The scene: a planning meeting for a non-profit about an upcoming event to promote access to healthy food in one of New York's lower-income minority neighborhoods.

The characters: me, one of the other volunteers - a young woman we shall call "A" (mostly because I forgot her name), and Mark (who doesn't say anything, but he was there).

The exchange:
A: [to me] So, what do you do?

Me: I work for a small non-profit. Our clients are low-income job seekers and I screen them for public benefits like food stamps and Medicaid and help them apply if they qualify.

A: [excited] Oh! You've have to tell them that they can use their stamps at the farmers' markets!

Me: Yeah, I'm pretty excited about that myself! I'll be getting food stamps in a couple of weeks and I'm looking forward to using the Health Bucks program [NYC initiative that gives you $2 extra for every $5 of your food stamps you use at certain markets].

A: [taken aback] Isn't your organization ashamed that you have to use food stamps?
The message: Working to help poor people = good, more power to you.
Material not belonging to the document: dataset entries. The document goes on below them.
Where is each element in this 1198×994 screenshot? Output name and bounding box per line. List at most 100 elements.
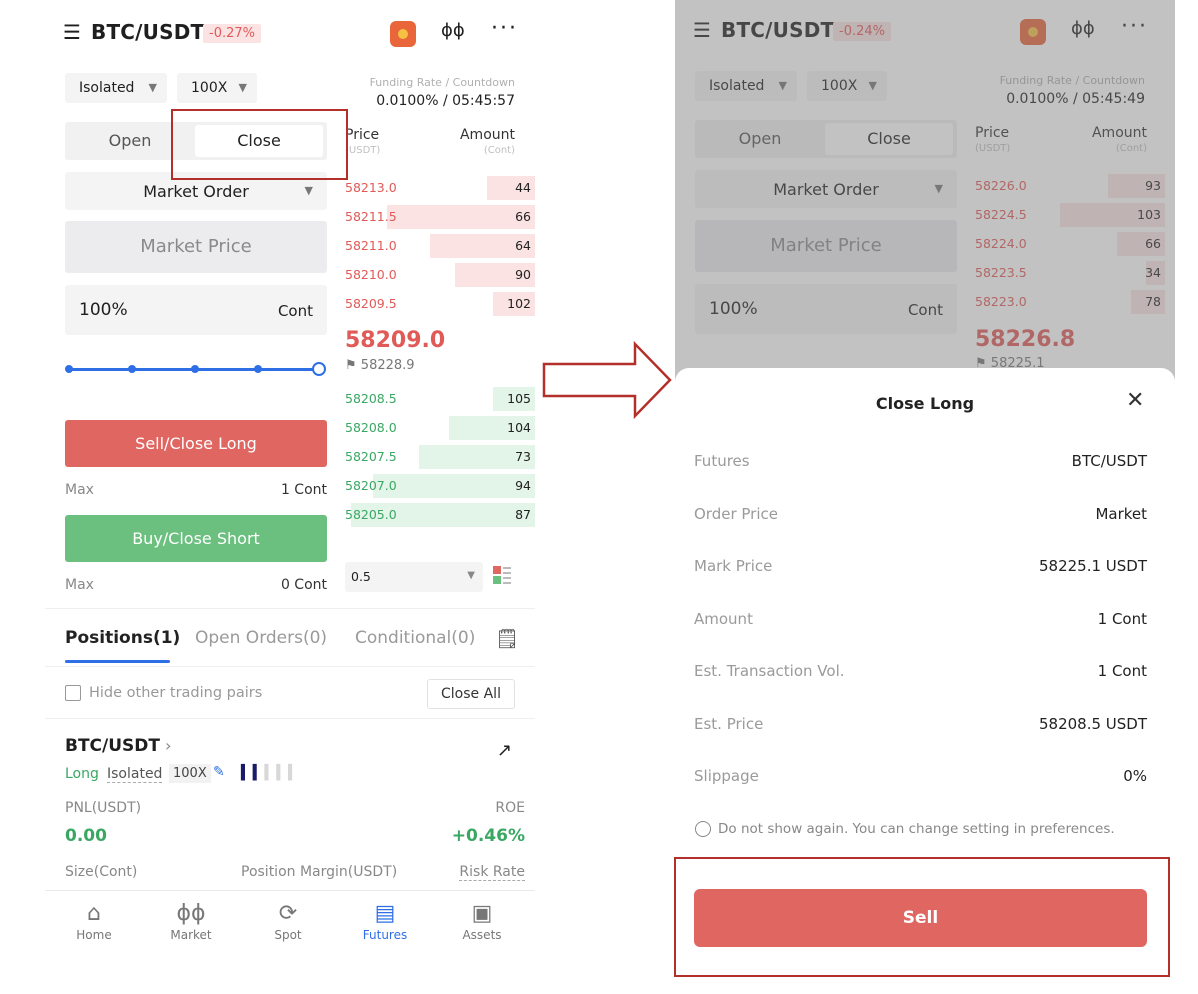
dont-show-radio[interactable] xyxy=(695,821,711,837)
detail-label: Est. Price xyxy=(694,714,764,733)
buy-close-short-button[interactable]: Buy/Close Short xyxy=(65,515,327,562)
margin-mode-select[interactable]: Isolated ▼ xyxy=(695,71,797,101)
position-leverage[interactable]: 100X xyxy=(169,764,211,783)
divider xyxy=(45,666,535,667)
ask-row[interactable]: 58211.0 64 xyxy=(345,233,535,259)
wallet-icon: ▣ xyxy=(471,901,493,926)
bid-price: 58208.0 xyxy=(345,420,397,435)
menu-icon[interactable]: ☰ xyxy=(63,20,81,44)
amount-input[interactable]: 100% Cont xyxy=(695,284,957,334)
detail-value: 0% xyxy=(1123,767,1147,785)
menu-icon[interactable]: ☰ xyxy=(693,18,711,42)
tab-open[interactable]: Open xyxy=(738,129,782,148)
tab-open[interactable]: Open xyxy=(108,131,152,150)
tab-conditional[interactable]: Conditional(0) xyxy=(355,628,476,648)
share-icon[interactable]: ↗ xyxy=(497,740,513,761)
bid-row[interactable]: 58205.0 87 xyxy=(345,502,535,528)
hide-pairs-checkbox[interactable] xyxy=(65,685,81,701)
slider-mark[interactable] xyxy=(128,365,136,373)
leverage-select[interactable]: 100X ▼ xyxy=(807,71,887,101)
amount-header: Amount xyxy=(459,127,515,143)
detail-value: 1 Cont xyxy=(1097,662,1147,680)
candlestick-icon[interactable]: ɸɸ xyxy=(441,20,465,41)
orderbook-layout-icon[interactable] xyxy=(493,566,511,584)
slider-mark[interactable] xyxy=(191,365,199,373)
amount-slider[interactable] xyxy=(65,360,327,378)
position-pair[interactable]: BTC/USDT xyxy=(65,736,160,756)
tab-positions[interactable]: Positions(1) xyxy=(65,628,181,648)
bid-row[interactable]: 58208.0 104 xyxy=(345,415,535,441)
nav-spot[interactable]: ⟳ Spot xyxy=(253,900,323,942)
depth-bar xyxy=(430,234,535,258)
precision-select[interactable]: 0.5 ▼ xyxy=(345,562,483,592)
ask-row[interactable]: 58223.5 34 xyxy=(975,260,1165,286)
amount-unit: (Cont) xyxy=(1115,143,1147,154)
nav-home[interactable]: ⌂ Home xyxy=(59,900,129,942)
roe-value: +0.46% xyxy=(451,826,525,846)
slider-mark[interactable] xyxy=(65,365,73,373)
detail-row: Est. Transaction Vol. 1 Cont xyxy=(675,658,1175,688)
ask-list: 58213.0 44 58211.5 66 58211.0 64 58210.0 90 5820… xyxy=(345,175,535,317)
sell-button[interactable]: Sell xyxy=(694,889,1147,947)
highlight-sell-button xyxy=(674,857,1170,977)
chevron-down-icon: ▼ xyxy=(934,182,943,195)
buy-max-value: 0 Cont xyxy=(280,577,327,593)
detail-row: Est. Price 58208.5 USDT xyxy=(675,711,1175,741)
sell-close-long-button[interactable]: Sell/Close Long xyxy=(65,420,327,467)
close-confirm-screen: ☰ BTC/USDT -0.24% ɸɸ ··· Isolated ▼ 100X… xyxy=(675,0,1175,994)
ask-price: 58223.5 xyxy=(975,265,1027,280)
pair-title[interactable]: BTC/USDT xyxy=(721,18,835,42)
open-close-tabs: Open Close xyxy=(65,122,327,160)
ask-row[interactable]: 58223.0 78 xyxy=(975,289,1165,315)
slider-mark[interactable] xyxy=(254,365,262,373)
chevron-right-icon[interactable]: › xyxy=(165,736,172,755)
detail-value: 58208.5 USDT xyxy=(1038,714,1147,733)
more-icon[interactable]: ··· xyxy=(1121,14,1148,39)
detail-row: Slippage 0% xyxy=(675,763,1175,793)
last-price: 58209.0 xyxy=(345,328,446,353)
tab-open-orders[interactable]: Open Orders(0) xyxy=(195,628,328,648)
ask-row[interactable]: 58213.0 44 xyxy=(345,175,535,201)
tab-close[interactable]: Close xyxy=(195,125,323,157)
divider xyxy=(45,718,535,719)
bid-row[interactable]: 58207.5 73 xyxy=(345,444,535,470)
detail-row: Order Price Market xyxy=(675,501,1175,531)
bid-row[interactable]: 58208.5 105 xyxy=(345,386,535,412)
more-icon[interactable]: ··· xyxy=(491,16,518,41)
order-type-select[interactable]: Market Order ▼ xyxy=(695,170,957,208)
bid-price: 58205.0 xyxy=(345,507,397,522)
funding-value: 0.0100% / 05:45:49 xyxy=(1006,91,1145,107)
detail-label: Futures xyxy=(694,452,750,470)
ask-row[interactable]: 58210.0 90 xyxy=(345,262,535,288)
ask-row[interactable]: 58209.5 102 xyxy=(345,291,535,317)
gift-icon[interactable] xyxy=(390,21,416,47)
leverage-select[interactable]: 100X ▼ xyxy=(177,73,257,103)
margin-mode-select[interactable]: Isolated ▼ xyxy=(65,73,167,103)
mark-price: ⚑ 58228.9 xyxy=(345,358,415,373)
ask-row[interactable]: 58224.0 66 xyxy=(975,231,1165,257)
ask-row[interactable]: 58226.0 93 xyxy=(975,173,1165,199)
margin-mode-label: Isolated xyxy=(709,78,765,94)
size-label: Size(Cont) xyxy=(65,864,138,880)
market-price-field: Market Price xyxy=(695,220,957,272)
amount-input[interactable]: 100% Cont xyxy=(65,285,327,335)
pair-title[interactable]: BTC/USDT xyxy=(91,20,205,44)
nav-assets[interactable]: ▣ Assets xyxy=(447,900,517,942)
bid-row[interactable]: 58207.0 94 xyxy=(345,473,535,499)
slider-handle[interactable] xyxy=(312,362,326,376)
close-all-button[interactable]: Close All xyxy=(427,679,515,709)
close-icon[interactable]: ✕ xyxy=(1126,388,1145,413)
candlestick-icon[interactable]: ɸɸ xyxy=(1071,18,1095,39)
gift-icon[interactable] xyxy=(1020,19,1046,45)
edit-icon[interactable]: ✎ xyxy=(213,764,225,780)
ask-row[interactable]: 58224.5 103 xyxy=(975,202,1165,228)
depth-bar xyxy=(493,292,535,316)
depth-bar xyxy=(455,263,535,287)
ask-row[interactable]: 58211.5 66 xyxy=(345,204,535,230)
order-history-icon[interactable]: 🗒 xyxy=(495,628,520,650)
detail-value: Market xyxy=(1095,504,1147,523)
nav-futures[interactable]: ▤ Futures xyxy=(350,900,420,942)
nav-market[interactable]: ɸɸ Market xyxy=(156,900,226,942)
tab-close[interactable]: Close xyxy=(825,123,953,155)
bid-amount: 104 xyxy=(507,420,531,435)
Sharing some of their lived experience...umm... [shuffle feet, look at the ground].

Once upon a time I guess I thought the problem of well-intentioned, wealthy outsiders "helping" the poor while remaining isolated in their compounds and 4-wheel drives was only a problem in the developing world. Surely those fighting poverty in the US faced fewer barriers of wealth, culture, privilege, safety, geographical proximity...surely they would actually know some poor people.


On slow afternoons in the office I've been reading the book All You Can Eat: How hungry is America? by NYC anti-hunger advocate Joel Berg. My favorite part so far was a chart comparing views on welfare and poverty in the political Right and Left. After highlighting different understandings of the causes of poverty, attitudes towards entitlement etc., the chart ends with "People who make poverty policy spend very little - or no - actual time with poor people".
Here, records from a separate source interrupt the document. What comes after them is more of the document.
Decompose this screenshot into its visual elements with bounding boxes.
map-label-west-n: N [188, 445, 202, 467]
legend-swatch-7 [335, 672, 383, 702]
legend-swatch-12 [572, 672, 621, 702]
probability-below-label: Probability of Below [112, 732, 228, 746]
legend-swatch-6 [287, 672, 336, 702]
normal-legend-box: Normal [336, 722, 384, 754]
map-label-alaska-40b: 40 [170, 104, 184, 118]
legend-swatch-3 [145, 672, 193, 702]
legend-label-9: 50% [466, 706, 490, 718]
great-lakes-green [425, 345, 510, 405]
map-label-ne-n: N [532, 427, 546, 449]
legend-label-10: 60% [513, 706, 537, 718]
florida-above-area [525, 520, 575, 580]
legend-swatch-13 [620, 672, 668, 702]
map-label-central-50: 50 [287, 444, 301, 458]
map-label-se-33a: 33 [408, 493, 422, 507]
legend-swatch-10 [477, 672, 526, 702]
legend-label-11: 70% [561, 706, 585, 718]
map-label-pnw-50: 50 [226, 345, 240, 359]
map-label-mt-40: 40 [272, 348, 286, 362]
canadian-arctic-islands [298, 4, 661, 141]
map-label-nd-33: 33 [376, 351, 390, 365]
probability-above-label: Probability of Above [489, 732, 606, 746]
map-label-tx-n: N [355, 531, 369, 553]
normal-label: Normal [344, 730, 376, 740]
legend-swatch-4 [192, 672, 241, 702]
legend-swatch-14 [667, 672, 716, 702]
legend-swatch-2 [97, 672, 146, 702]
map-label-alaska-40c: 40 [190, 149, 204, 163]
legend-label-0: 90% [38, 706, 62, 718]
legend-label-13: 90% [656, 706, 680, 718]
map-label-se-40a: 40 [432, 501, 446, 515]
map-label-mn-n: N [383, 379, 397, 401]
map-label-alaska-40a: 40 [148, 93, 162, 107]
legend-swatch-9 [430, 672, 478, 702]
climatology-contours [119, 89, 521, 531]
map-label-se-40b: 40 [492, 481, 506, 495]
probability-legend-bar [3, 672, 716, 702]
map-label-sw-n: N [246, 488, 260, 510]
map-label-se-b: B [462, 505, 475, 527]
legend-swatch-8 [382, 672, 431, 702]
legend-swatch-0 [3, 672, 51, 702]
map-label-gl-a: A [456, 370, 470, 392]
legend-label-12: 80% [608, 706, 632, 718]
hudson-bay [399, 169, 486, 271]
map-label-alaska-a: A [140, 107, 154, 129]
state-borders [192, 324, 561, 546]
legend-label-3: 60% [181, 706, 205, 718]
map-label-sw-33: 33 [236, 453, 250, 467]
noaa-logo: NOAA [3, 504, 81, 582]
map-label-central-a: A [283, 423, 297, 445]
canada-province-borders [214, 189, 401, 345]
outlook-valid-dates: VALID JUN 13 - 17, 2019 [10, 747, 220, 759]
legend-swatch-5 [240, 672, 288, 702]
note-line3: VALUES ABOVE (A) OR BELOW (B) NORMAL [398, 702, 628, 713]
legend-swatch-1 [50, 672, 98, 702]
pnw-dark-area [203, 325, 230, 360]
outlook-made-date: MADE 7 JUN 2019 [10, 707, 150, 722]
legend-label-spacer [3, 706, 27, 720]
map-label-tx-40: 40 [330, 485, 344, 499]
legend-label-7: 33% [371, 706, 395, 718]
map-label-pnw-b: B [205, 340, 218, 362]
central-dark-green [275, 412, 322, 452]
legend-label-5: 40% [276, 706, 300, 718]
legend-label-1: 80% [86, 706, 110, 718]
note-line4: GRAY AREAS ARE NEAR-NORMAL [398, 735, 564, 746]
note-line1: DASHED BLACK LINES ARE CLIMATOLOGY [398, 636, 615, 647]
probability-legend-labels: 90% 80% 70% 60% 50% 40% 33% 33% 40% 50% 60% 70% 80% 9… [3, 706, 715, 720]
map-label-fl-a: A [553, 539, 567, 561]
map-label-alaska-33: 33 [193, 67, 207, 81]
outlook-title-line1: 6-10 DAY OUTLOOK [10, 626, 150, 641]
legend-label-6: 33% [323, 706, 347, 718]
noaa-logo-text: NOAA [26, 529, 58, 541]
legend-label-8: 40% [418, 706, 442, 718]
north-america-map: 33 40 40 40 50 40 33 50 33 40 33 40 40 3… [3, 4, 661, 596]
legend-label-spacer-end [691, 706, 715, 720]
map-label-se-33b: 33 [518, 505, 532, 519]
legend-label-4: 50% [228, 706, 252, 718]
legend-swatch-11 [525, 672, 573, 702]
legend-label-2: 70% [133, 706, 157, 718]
This, of course, was in both columns.

"A" is no poverty policy-maker (thankfully), but she was in a low income community with the intention of helping. Yet I remain skeptical about how much "help" anyone from a privileged background can offer when they've never even considered the possibility of living a bit like the people they serve.

1 comment:

  1. I can very much relate to this one. People at the non-profits we worked at warned us that it was dangerous to live in the same neighborhood those same non-profits were working in. Also, two of my bosses at the non-profit I worked at were repeatedly shocked (they forgot and relearned every few months) to learn how little we VISTA's made, and tried to offer us extra assistance (even though we were totally fine and surrounded by barely surviving refugees in the office every day).